Freud et Moïse, Psychanalyse, Loi juive et pouvoir, Raphaël Draï (par Gilles Banderier)
Freud et Moïse, Psychanalyse, Loi juive et pouvoir, 2018, 282 pages, 25 €
Ecrivain(s): Raphaël Draï Edition: Hermann
« En réimprimant un recueil d’articles, c’est assez l’usage d’indiquer au lecteur le lien qu’on croit apercevoir entre ces pages détachées. Les parents trouvent toujours à leurs enfants un air de famille, quelques traits communs ; le plus souvent, ils sont seuls à voir ainsi », écrivait l’auteur du Roman russe, Eugène-Melchior de Vogüé (Souvenirs et visions, Plon, 1887). Tout volume recueillant et donnant à relire des articles antérieurement parus court le risque de paraître une « marqueterie mal jointe ». Le livre de Raphaël Draï (1942-2015) n’échappe pas a priori à ce reproche, s’il s’agit d’un reproche, mais la cohérence de la pensée se révèle plus forte que les tendances centrifuges des différents chapitres.

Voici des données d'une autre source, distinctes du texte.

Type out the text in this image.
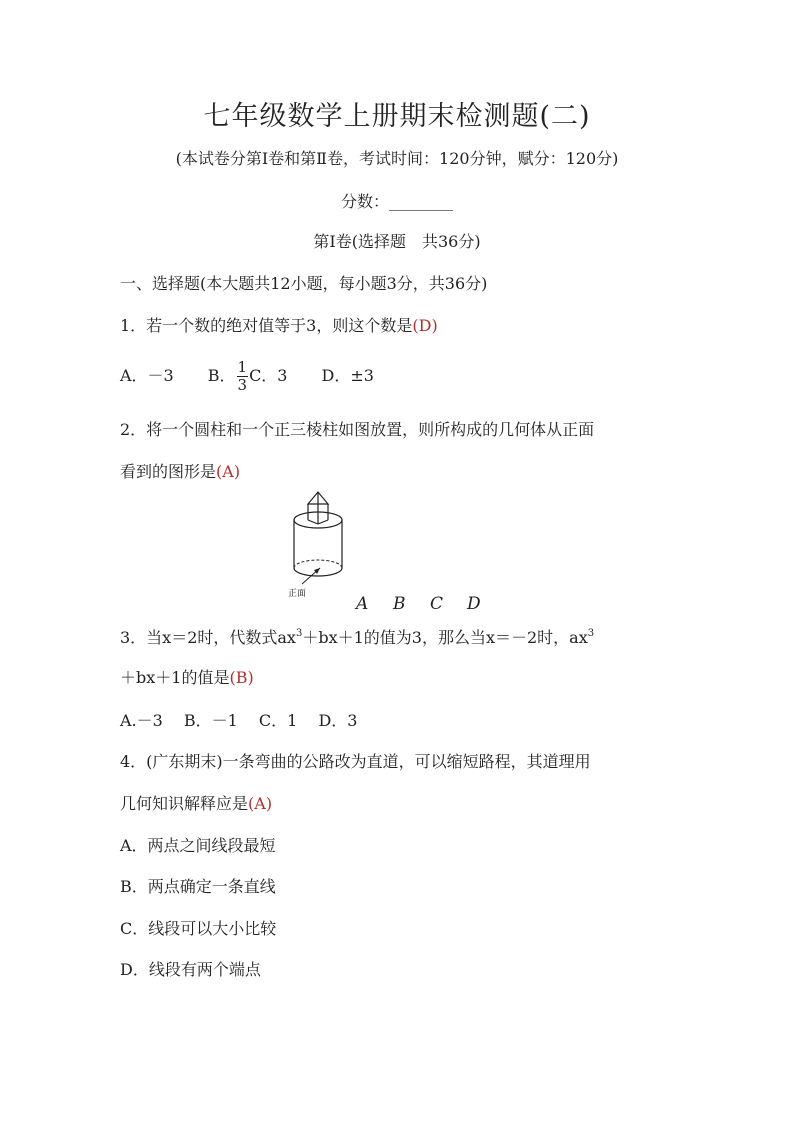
七年级数学上册期末检测题(二)
(本试卷分第Ⅰ卷和第Ⅱ卷，考试时间：120分钟，赋分：120分)
分数：________
第Ⅰ卷(选择题　共36分)
一、选择题(本大题共12小题，每小题3分，共36分)
1．若一个数的绝对值等于3，则这个数是(D)
A．－3 B． $\frac{1}{3}$ C．3 D．±3
2．将一个圆柱和一个正三棱柱如图放置，则所构成的几何体从正面
看到的图形是(A)
正面	A B C D
3．当x＝2时，代数式$ax^3+bx+1$的值为3，那么当x＝－2时，$ax^3$
＋bx＋1的值是(B)
A.－3　 B．－1　 C．1　 D．3
4．(广东期末)一条弯曲的公路改为直道，可以缩短路程，其道理用
几何知识解释应是(A)
A．两点之间线段最短
B．两点确定一条直线
C．线段可以大小比较
D．线段有两个端点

Il est singulier de rapprocher deux personnages aussi dissemblables que Freud et Moïse, l’explorateur de l’inconscient et le grand législateur de tout un peuple. Le sous-titre du volume évoque les similitudes, qu’elles soient fondées, humoristiques ou douteuses, relevées de longue date, entre le judaïsme et la psychanalyse. Ces points de contact, qui eussent peut-être horrifié les anciens rabbis, étaient apparus à Freud lui-même, comme le montre une de ses lettres :
« Le mode de pensée talmudique ne peut pas avoir soudain disparu de nous. Il y a quelques jours, j’ai été captivé dans le Mot d’esprit d’une manière singulière par un petit paragraphe. En le considérant plus précisément, j’ai trouvé que, dans la technique de l’opposition et dans toute sa composition, il était tout à fait talmudique » (lettre à Karl Abraham, 9 mai 1908, citée p.74) et, ainsi que le remarque Raphaël Draï, « ce qui nous intéresse profondément dans les relations entre psychanalyse, Thora et droit hébraïque, c’est le caractère souvent sécant de leurs champs qui, de la sorte, apparaissent en maints endroits presque coïncidents » (p.3). On ne sait pas si Raphaël Draï connaissait le beau livre d’Alexander Kristianpoller sur Les Rêves et leur interprétation dans le Talmud (titre allemand : Traum und Traumdeutung im Talmud), ouvrage élaboré dans la même ville que l’autre Traumdeutung, celle publiée par Freud en 1900 ; mais son travail le prolonge indéniablement.
Le recueil de Raphaël Draï se signale par son intelligence et sa hauteur de vues, qu’il soit question de l’épisode des Juges 19-21, qui inspira à Rousseau Le lévite d’Ephraïm, du sacrifice d’Abraham (en fait un non-sacrifice), d’un point du droit nazi proscrivant devinettes et jeux de mots dans les correspondances privées, de la mémoire et de l’oubli, du statut juridique de l’embryon (une passionnante étude de droit comparé, convoquant Aristote, saint Thomas d’Aquin, le Talmud, Paul Valéry et même la théologie musulmane), la paternité (pp.132-133), Heidegger et son occultation de la pensée juive (car, dès la Torah, il existe une pensée qui n’a rien à envier à celle des philosophes présocratiques) ou le dialogue judéo-chrétien.
« Dès lors que la conversion de l’autre est abandonnée au bénéfice de la conversion préalable de soi, chacun pourra dans la quiétude de l’esprit reconnaître des valeurs communes, dresser une cartographie non des impasses ou des abîmes mais des passages de l’un vers l’autre. […] le temps est peut-être venu des analyses concrètes de législation comparée, qui tendront de la part des juifs, à montrer aux chrétiens comment le droit halakhique se représente une économie de justice et un État de droit, et de la part des chrétiens à montrer aux juifs comment le droit canonique, lui aussi, s’y prend concrètement pour atteindre ces mêmes objectifs » (p.258).